20 Jan 2021 3 minute read
How a Progressive Alliance would turn out – according to Best for Britain

All but one of Wales’ Conservative MPs would be ousted at the next Westminster election if Labour, the Liberal Democrats, Greens and Plaid Cymru formed a ‘Progressive Alliance’, a campaign group have claimed.

Best for Britain said that according to their analysis only one Conservative MP – Craig Williams in Montgomeryshire – would keep his seat if the plan went ahead.

A Labour-less pro-Remain alliance between Lib Dems, Greens and Plaid Cymru at the 2019 election failed to make any headway, winning none of their target seats as the Conservatives gained six seats.

But Best for Britain claim that such a pan-UK scheme at the next election would hand Ynys Môn to Plaid Cymru, and 13 other seats, including Bridgend, the two Pembrokeshire constituancies and all the seat in the north-west, to Labour.

Overall, Labour would win up to 351 seats by working with other internationalist parties at the next election, Best for Britain said.

‘Must be open’

“Labour has done well to rebuild since last year’s election collapse, but as things stand they will need the support of other parties to make a return to government in 2024,” Best for Britain CEO Naomi Smith said.

“This reliance is even clearer when you add Nigel Farage’s Reform UK party into the picture, previous iterations of which have stood aside for Conservative candidates over the last two elections in a show of nativist unity.

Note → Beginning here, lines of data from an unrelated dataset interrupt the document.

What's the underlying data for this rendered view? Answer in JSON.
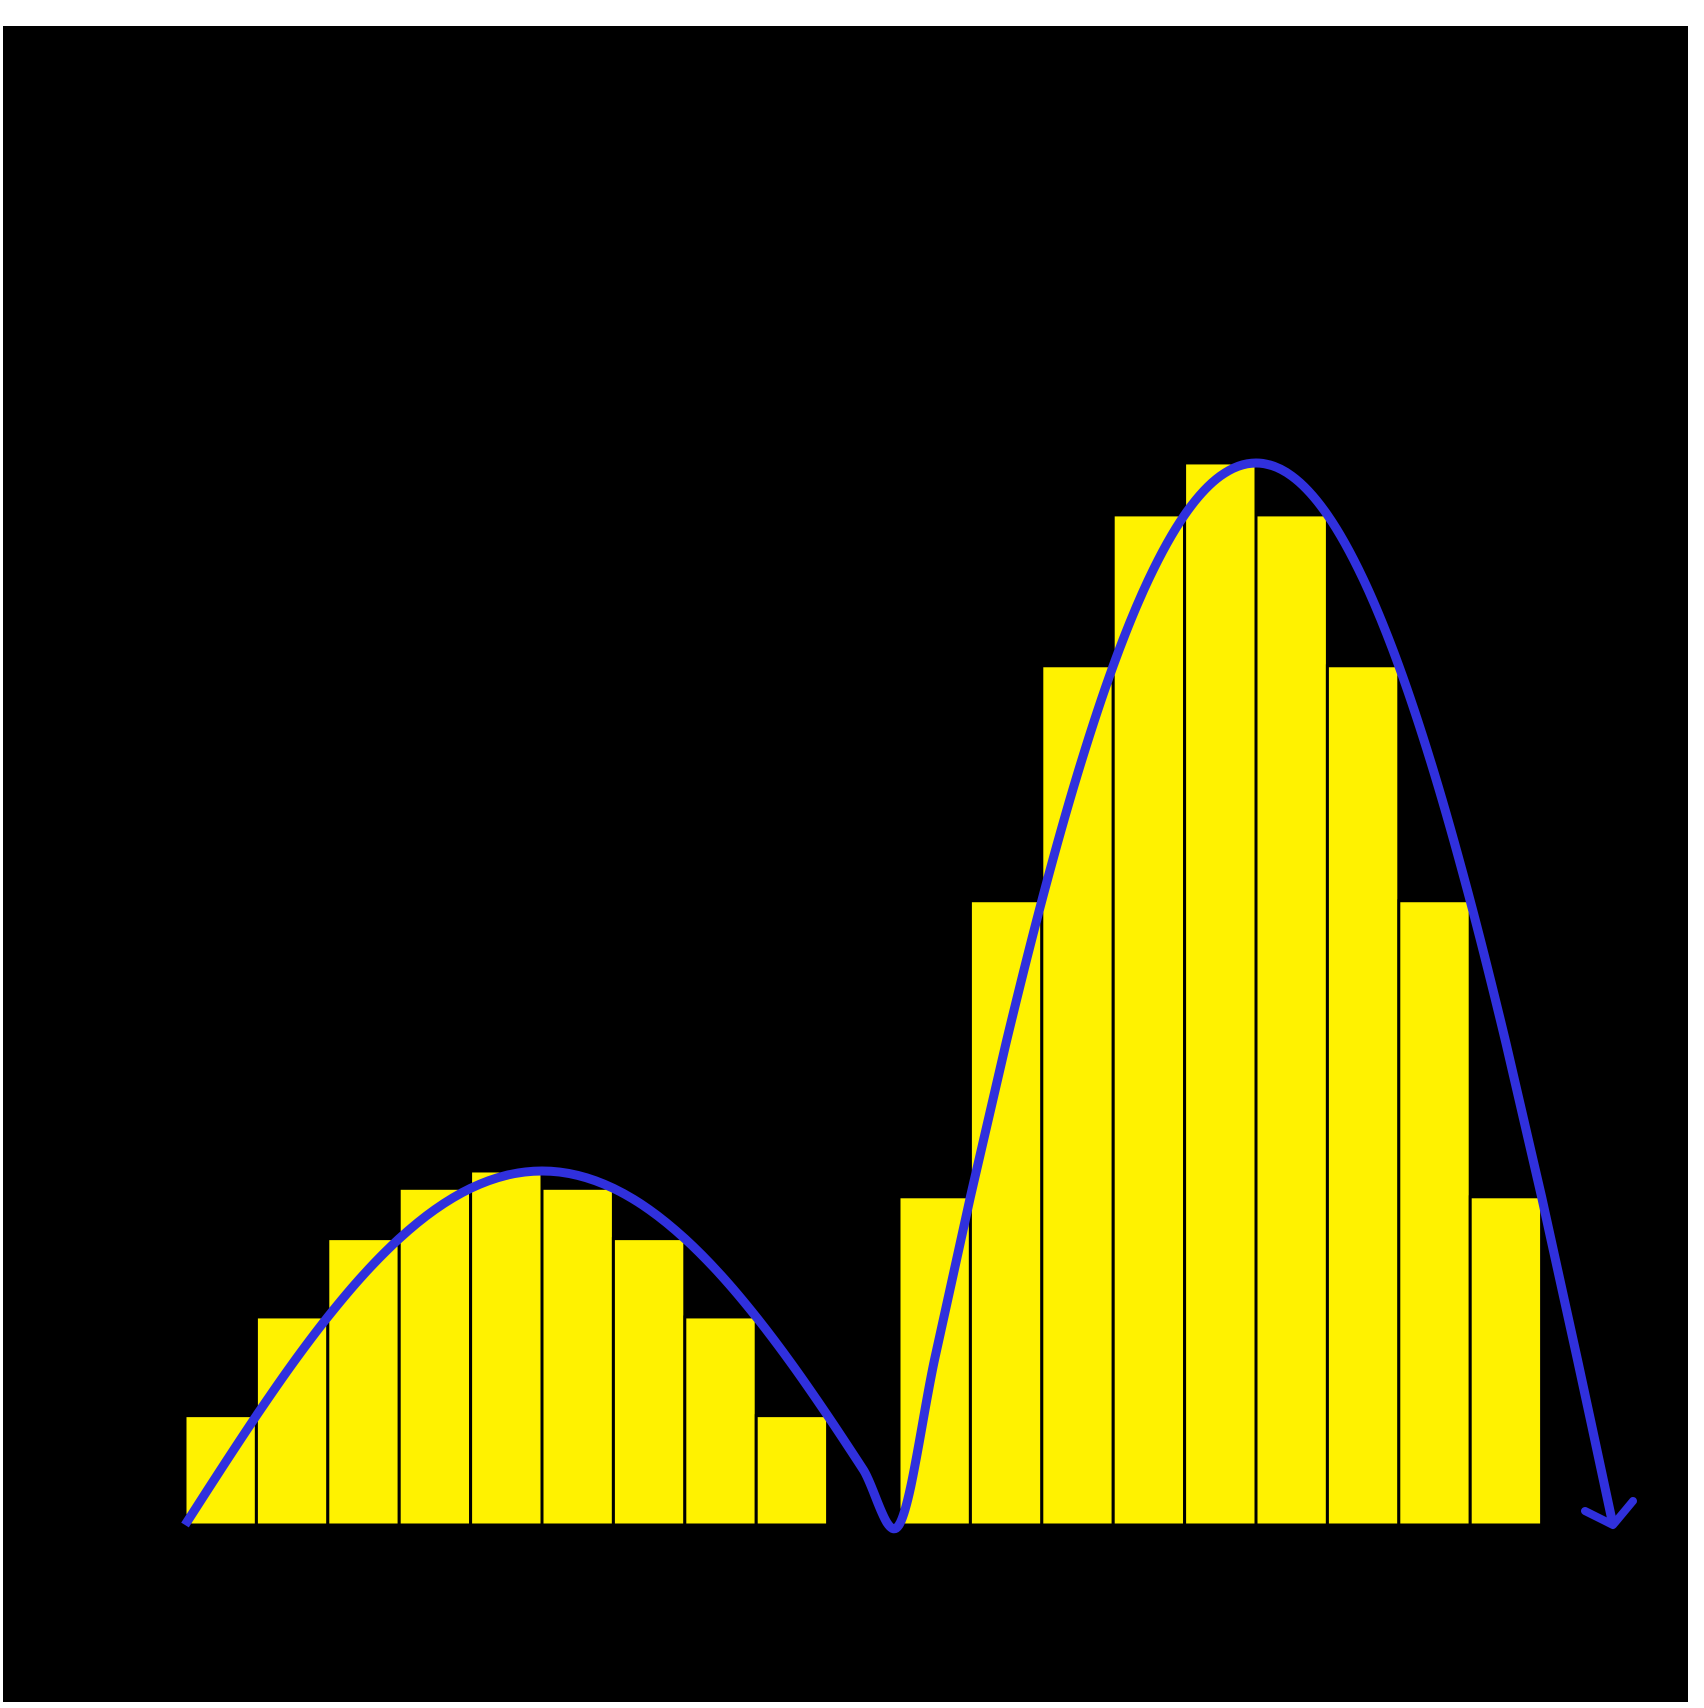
{
  "chart_data": {
    "type": "bar",
    "categories": [
      null,
      null,
      null,
      null,
      null,
      null,
      null,
      null,
      null,
      null,
      null,
      null,
      null,
      null,
      null,
      null,
      null,
      null,
      null,
      null
    ],
    "values": [
      10.04,
      19.1,
      26.29,
      30.91,
      32.5,
      30.91,
      26.29,
      19.1,
      10.04,
      0,
      30.13,
      57.31,
      78.88,
      92.73,
      97.5,
      92.73,
      78.88,
      57.31,
      30.13,
      0
    ],
    "color": "#fff200",
    "ylim": [
      0,
      140
    ],
    "xlim": [
      0,
      20
    ],
    "curve": {
      "color": "#3030dd",
      "x": [
        0,
        0.5,
        1,
        1.5,
        2,
        2.5,
        3,
        3.5,
        4,
        4.5,
        5,
        5.5,
        6,
        6.5,
        7,
        7.5,
        8,
        8.5,
        9,
        9.5,
        10,
        10.5,
        11,
        11.5,
        12,
        12.5,
        13,
        13.5,
        14,
        14.5,
        15,
        15.5,
        16,
        16.5,
        17,
        17.5,
        18,
        18.5,
        19,
        19.5,
        20
      ],
      "values": [
        0,
        5.08,
        10.04,
        14.76,
        19.1,
        22.98,
        26.29,
        28.96,
        30.91,
        32.1,
        32.5,
        32.1,
        30.91,
        28.96,
        26.29,
        22.98,
        19.1,
        14.76,
        10.04,
        5.08,
        0,
        15.25,
        30.13,
        44.27,
        57.31,
        68.94,
        78.88,
        86.87,
        92.73,
        96.3,
        97.5,
        96.3,
        92.73,
        86.87,
        78.88,
        68.94,
        57.31,
        44.27,
        30.13,
        15.25,
        0
      ]
    }
  }
}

“If Keir Starmer wants a shot at No 10 in three years, the party must be open to working with the Greens and Lib Dems, particularly given the impending constituency boundary changes and SNP strength north of the border.”

For the purpose of this analysis, Best for Britain assumed that 88% of Labour, Liberal Democrat, Green and SNP/Plaid Cymru votes would break to the leading opposition party in the event of a pact, with 7% being redistributed to the Conservatives and a further 5% would be unwilling to change their vote (in a ‘no pact’ scenario this does not apply).

Their analysis was based on polling analysis of how votes break between parties undertaken by YouGov/Best for Britain prior to the 2019 GE. Best for Britain also assumed that the Brexit Party vote in focaldata’s poll will be replicated by the Reform Party.

MRP Poll conducted by Focaldata. Total sample size was 22,186 adults. Fieldwork was undertaken between 4th – 29th December 2020.